Pieter Denys : En fonction du permis – C ou CE – et de la capacité du chauffeur à utiliser un chariot embarqué, ce dernier reçoit une prime de 1.500 à 5.000 € à la signature du contrat. Cette prime est versée par tranches sur une période de 9 à 18 mois. Pour ne pas défavoriser les chauffeurs qui sont déjà en service, ceux-ci reçoivent une prime d’une valeur égale à la moitié de la prime à la signature lorsqu’ils amènent un bon candidat. Le système donne de très bons résultats. Comme je l’ai dit, nous avons levé un peu le pied, mais si nécessaire nous pouvons le relancer.

Il vaudrait mieux une solution sectorielle, mais …

T&B : Vous avez été critiqué parce que Xwiftjoue en solo. Une solution sectorielle ne serait-elle pas meilleure ?

Pieter Denys : J’ai conscience qu’il serait préférable d’introduire un système de prime ou de bonus au niveau sectoriel. Ceci améliorerait les conditions financières et l’image générale du secteur. Mais la plupart des transporteurs ne sont pas très chauds.

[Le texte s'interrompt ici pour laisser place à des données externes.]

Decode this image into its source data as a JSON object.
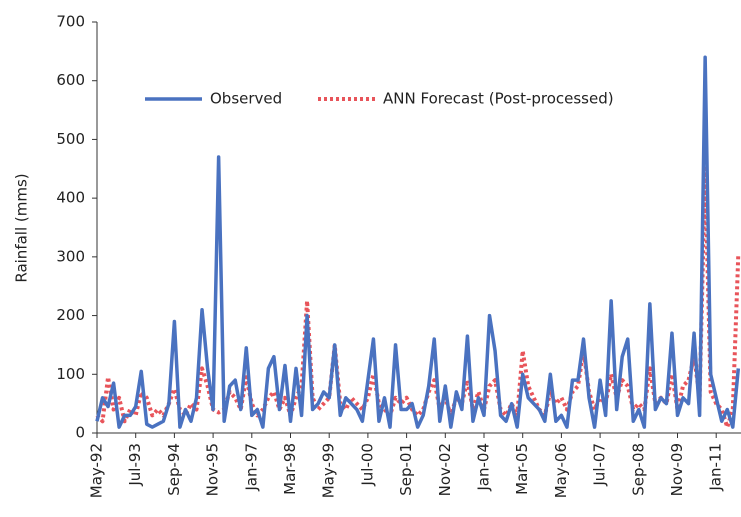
{
  "chart_data": {
    "type": "line",
    "y_label": "Rainfall (mms)",
    "categories": [
      "May-92",
      null,
      null,
      null,
      null,
      null,
      null,
      "Jul-93",
      null,
      null,
      null,
      null,
      null,
      null,
      "Sep-94",
      null,
      null,
      null,
      null,
      null,
      null,
      "Nov-95",
      null,
      null,
      null,
      null,
      null,
      null,
      "Jan-97",
      null,
      null,
      null,
      null,
      null,
      null,
      "Mar-98",
      null,
      null,
      null,
      null,
      null,
      null,
      "May-99",
      null,
      null,
      null,
      null,
      null,
      null,
      "Jul-00",
      null,
      null,
      null,
      null,
      null,
      null,
      "Sep-01",
      null,
      null,
      null,
      null,
      null,
      null,
      "Nov-02",
      null,
      null,
      null,
      null,
      null,
      null,
      "Jan-04",
      null,
      null,
      null,
      null,
      null,
      null,
      "Mar-05",
      null,
      null,
      null,
      null,
      null,
      null,
      "May-06",
      null,
      null,
      null,
      null,
      null,
      null,
      "Jul-07",
      null,
      null,
      null,
      null,
      null,
      null,
      "Sep-08",
      null,
      null,
      null,
      null,
      null,
      null,
      "Nov-09",
      null,
      null,
      null,
      null,
      null,
      null,
      "Jan-11",
      null,
      null,
      null,
      null
    ],
    "series": [
      {
        "name": "Observed",
        "color": "#4a72c0",
        "style": "solid",
        "values": [
          20,
          60,
          45,
          85,
          10,
          30,
          30,
          45,
          105,
          15,
          10,
          15,
          20,
          50,
          190,
          10,
          40,
          20,
          60,
          210,
          110,
          40,
          470,
          20,
          80,
          90,
          40,
          145,
          30,
          40,
          10,
          110,
          130,
          40,
          115,
          20,
          110,
          30,
          200,
          40,
          50,
          70,
          60,
          150,
          30,
          60,
          50,
          40,
          20,
          90,
          160,
          20,
          60,
          10,
          150,
          40,
          40,
          50,
          10,
          30,
          80,
          160,
          20,
          80,
          10,
          70,
          40,
          165,
          20,
          60,
          30,
          200,
          140,
          30,
          20,
          50,
          10,
          100,
          60,
          50,
          40,
          20,
          100,
          20,
          30,
          10,
          90,
          90,
          160,
          60,
          10,
          90,
          30,
          225,
          40,
          130,
          160,
          20,
          40,
          10,
          220,
          40,
          60,
          50,
          170,
          30,
          60,
          50,
          170,
          30,
          640,
          100,
          60,
          20,
          40,
          10,
          110
        ]
      },
      {
        "name": "ANN Forecast (Post-processed)",
        "color": "#e8545a",
        "style": "dotted",
        "values": [
          30,
          20,
          95,
          40,
          60,
          20,
          40,
          30,
          70,
          60,
          30,
          40,
          30,
          50,
          75,
          40,
          30,
          50,
          40,
          110,
          80,
          40,
          35,
          40,
          70,
          60,
          40,
          95,
          50,
          30,
          40,
          60,
          70,
          40,
          60,
          30,
          60,
          80,
          225,
          60,
          40,
          50,
          60,
          150,
          50,
          40,
          60,
          50,
          40,
          60,
          100,
          50,
          40,
          30,
          60,
          50,
          60,
          40,
          30,
          40,
          70,
          90,
          40,
          60,
          30,
          60,
          50,
          90,
          40,
          70,
          40,
          80,
          90,
          40,
          30,
          50,
          30,
          140,
          80,
          60,
          40,
          30,
          70,
          50,
          60,
          40,
          70,
          80,
          140,
          70,
          40,
          60,
          50,
          100,
          60,
          90,
          80,
          40,
          50,
          40,
          110,
          50,
          60,
          50,
          100,
          40,
          80,
          90,
          130,
          60,
          450,
          70,
          50,
          40,
          10,
          40,
          305
        ]
      }
    ],
    "ylim": [
      0,
      700
    ],
    "yticks": [
      0,
      100,
      200,
      300,
      400,
      500,
      600,
      700
    ]
  }
}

Je ne comprends d’ailleurs pas très bien pourquoi le secteur hésite tant à mieux rémunérer les chauffeurs alors qu’il y a pénurie. En transport international, je comprends encore la crainte de la concurrence étrangère meilleur marché, mais dans le transport national et la distribution, c’est nettement moins justifié. D’autant que de nombreux chargeurs qui essaient encore aujourd’hui d’exploiter les transporteurs vont rapidement devoir changer leur fusil d’épaule. Sans chauffeurs, leurs produits ne seront plus transportés.

T&B : Comment voyez-vous l’évolution du marché en 2020 ?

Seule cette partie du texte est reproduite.